I was still looking for the garden hose that was too short that I would attach to the streaming faucet and water the raspberries that were still twenty feet from the blaze with when Mike saved the day. He fell. More importantly he fell over the soaking wet doormat that lay outside our back door. It didn't take Mike long to connect a soaking wet doormat to the idea of a device with which to beat the flames down with. I connected wet back doormat to a front door mat and the Niagara Driveway Faucet and suddenly we were an extinguishing brigade again.

Amazingly, we got the fire out. It burned an area about forty feet wide and a hundred feet long. Even more amazingly, in the half hour or so it burned, no one in this pretty densely populated town noticed enough smoke, yelling or anything else to come out of their homes to check things out. This vigilance may explain why we had at least three summers of burgulary sprees that I can remember.

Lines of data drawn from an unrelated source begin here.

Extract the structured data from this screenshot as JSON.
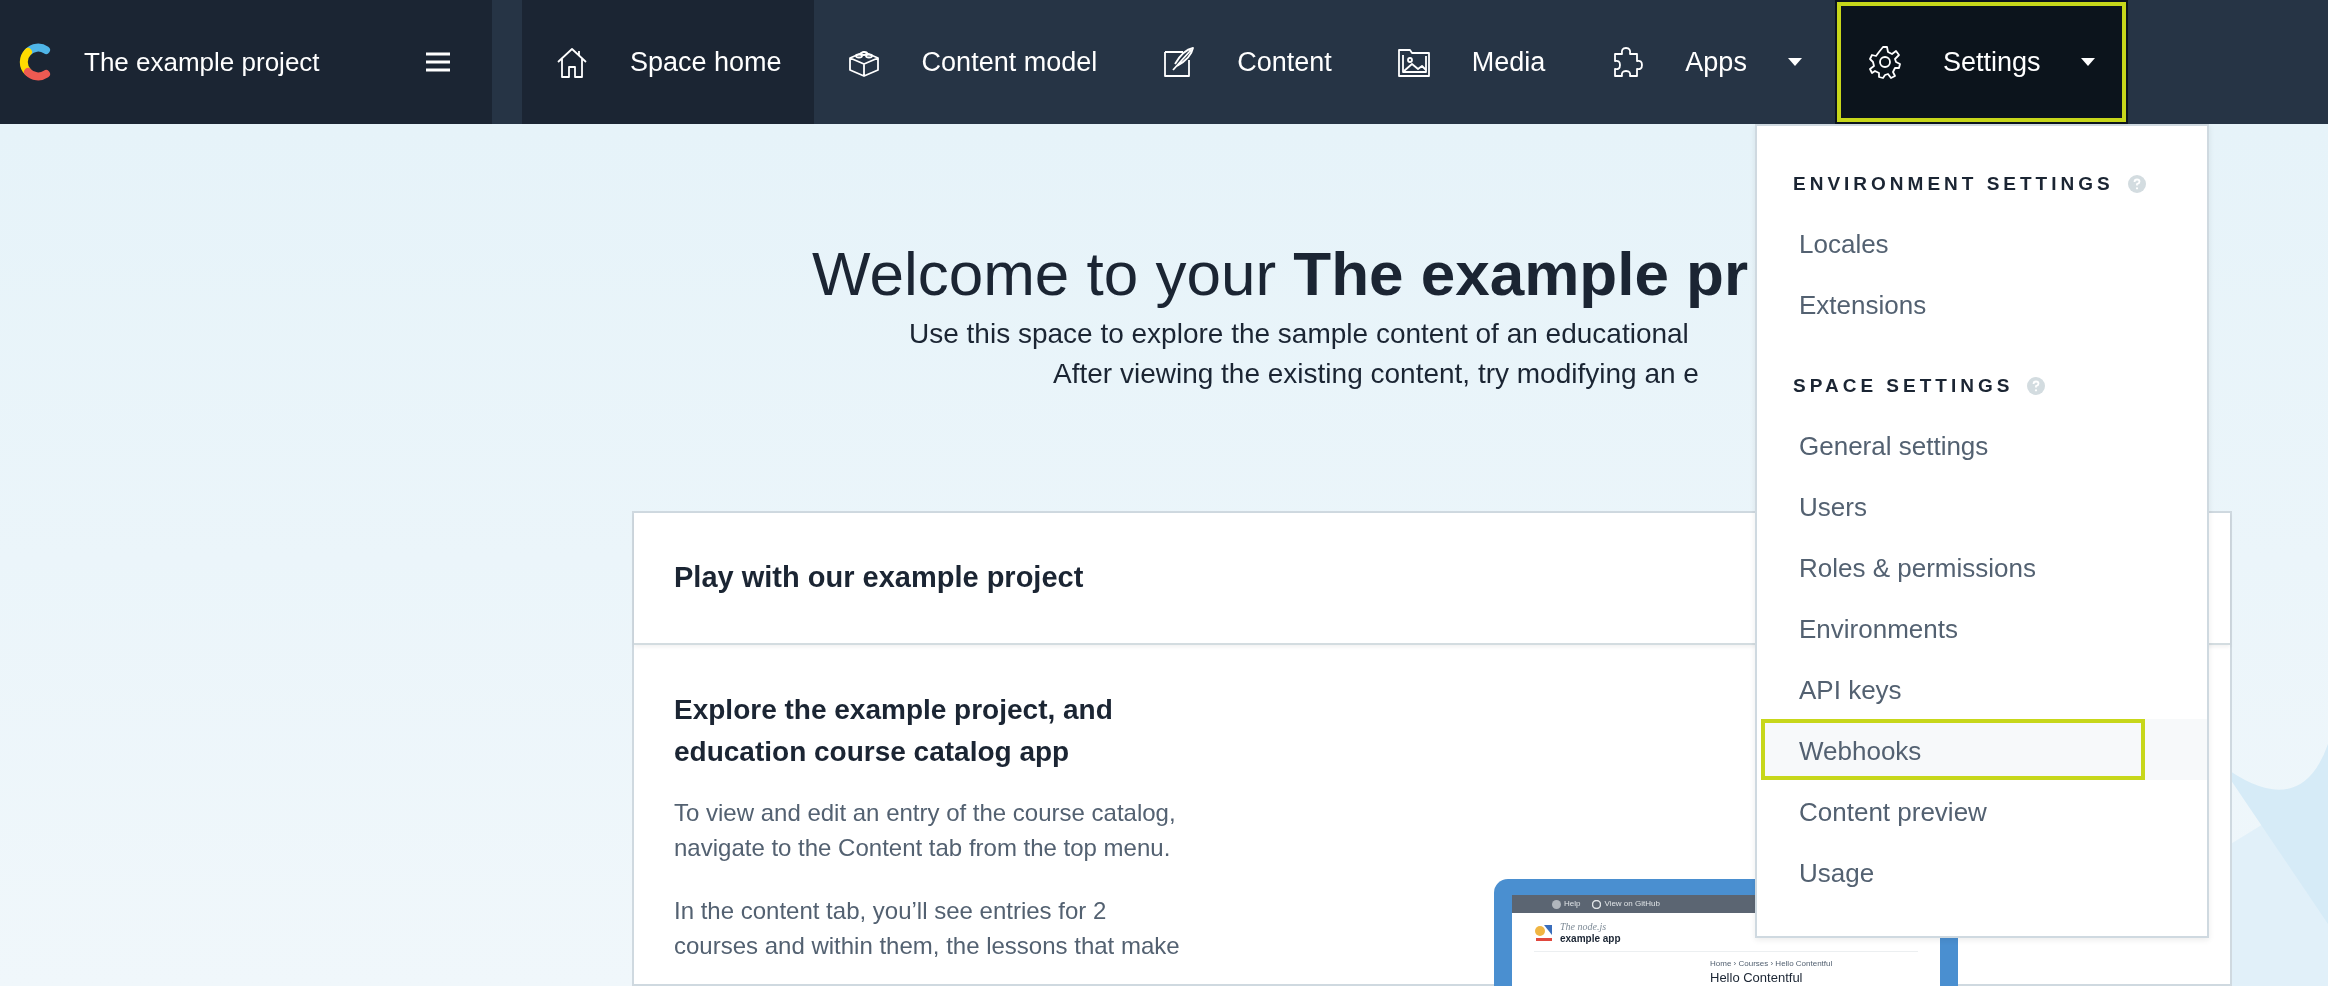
{
  "header": {
    "project_name": "The example project"
  },
  "nav_tabs": [
    {
      "label": "Space home",
      "kind": "link",
      "selected": true,
      "expanded": false,
      "highlighted": false
    },
    {
      "label": "Content model",
      "kind": "link",
      "selected": false,
      "expanded": false,
      "highlighted": false
    },
    {
      "label": "Content",
      "kind": "link",
      "selected": false,
      "expanded": false,
      "highlighted": false
    },
    {
      "label": "Media",
      "kind": "link",
      "selected": false,
      "expanded": false,
      "highlighted": false
    },
    {
      "label": "Apps",
      "kind": "dropdown",
      "selected": false,
      "expanded": false,
      "highlighted": false
    },
    {
      "label": "Settings",
      "kind": "dropdown",
      "selected": false,
      "expanded": true,
      "highlighted": true
    }
  ],
  "hero": {
    "title": "Welcome to your **The example pr**",
    "lines": [
      "Use this space to explore the sample content of an educational",
      "After viewing the existing content, try modifying an e"
    ]
  },
  "card": {
    "header": "Play with our example project",
    "heading_lines": [
      "Explore the example project, and",
      "education course catalog app"
    ],
    "paragraphs": [
      [
        "To view and edit an entry of the course catalog,",
        "navigate to the Content tab from the top menu."
      ],
      [
        "In the content tab, you’ll see entries for 2",
        "courses and within them, the lessons that make"
      ]
    ],
    "preview": {
      "toolbar": [
        "Help",
        "View on GitHub"
      ],
      "brand": [
        "The node.js",
        "example app"
      ],
      "breadcrumb": "Home › Courses › Hello Contentful",
      "title": "Hello Contentful"
    }
  },
  "settings_menu": {
    "sections": [
      {
        "heading": "ENVIRONMENT SETTINGS",
        "items": [
          {
            "label": "Locales",
            "highlighted": false
          },
          {
            "label": "Extensions",
            "highlighted": false
          }
        ]
      },
      {
        "heading": "SPACE SETTINGS",
        "items": [
          {
            "label": "General settings",
            "highlighted": false
          },
          {
            "label": "Users",
            "highlighted": false
          },
          {
            "label": "Roles & permissions",
            "highlighted": false
          },
          {
            "label": "Environments",
            "highlighted": false
          },
          {
            "label": "API keys",
            "highlighted": false
          },
          {
            "label": "Webhooks",
            "highlighted": true
          },
          {
            "label": "Content preview",
            "highlighted": false
          },
          {
            "label": "Usage",
            "highlighted": false
          }
        ]
      }
    ]
  }
}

Moreover and still amazingly, we didn't get caught by my parents. We got the faucet off. The water bill showed up at the end of the quarter and the fun had all been forgotten. We hosed the doormats off as best we could and set them out to dry and, Dad being the outdoorsman he was, never wandered off beyond the security of that stone wall boundary.

I think the only thing I caught crap for was a dirty lost sneaker.

Oh and why the hell wasn't there anything to light advent candles with that December?? Don't we have a single match in this house????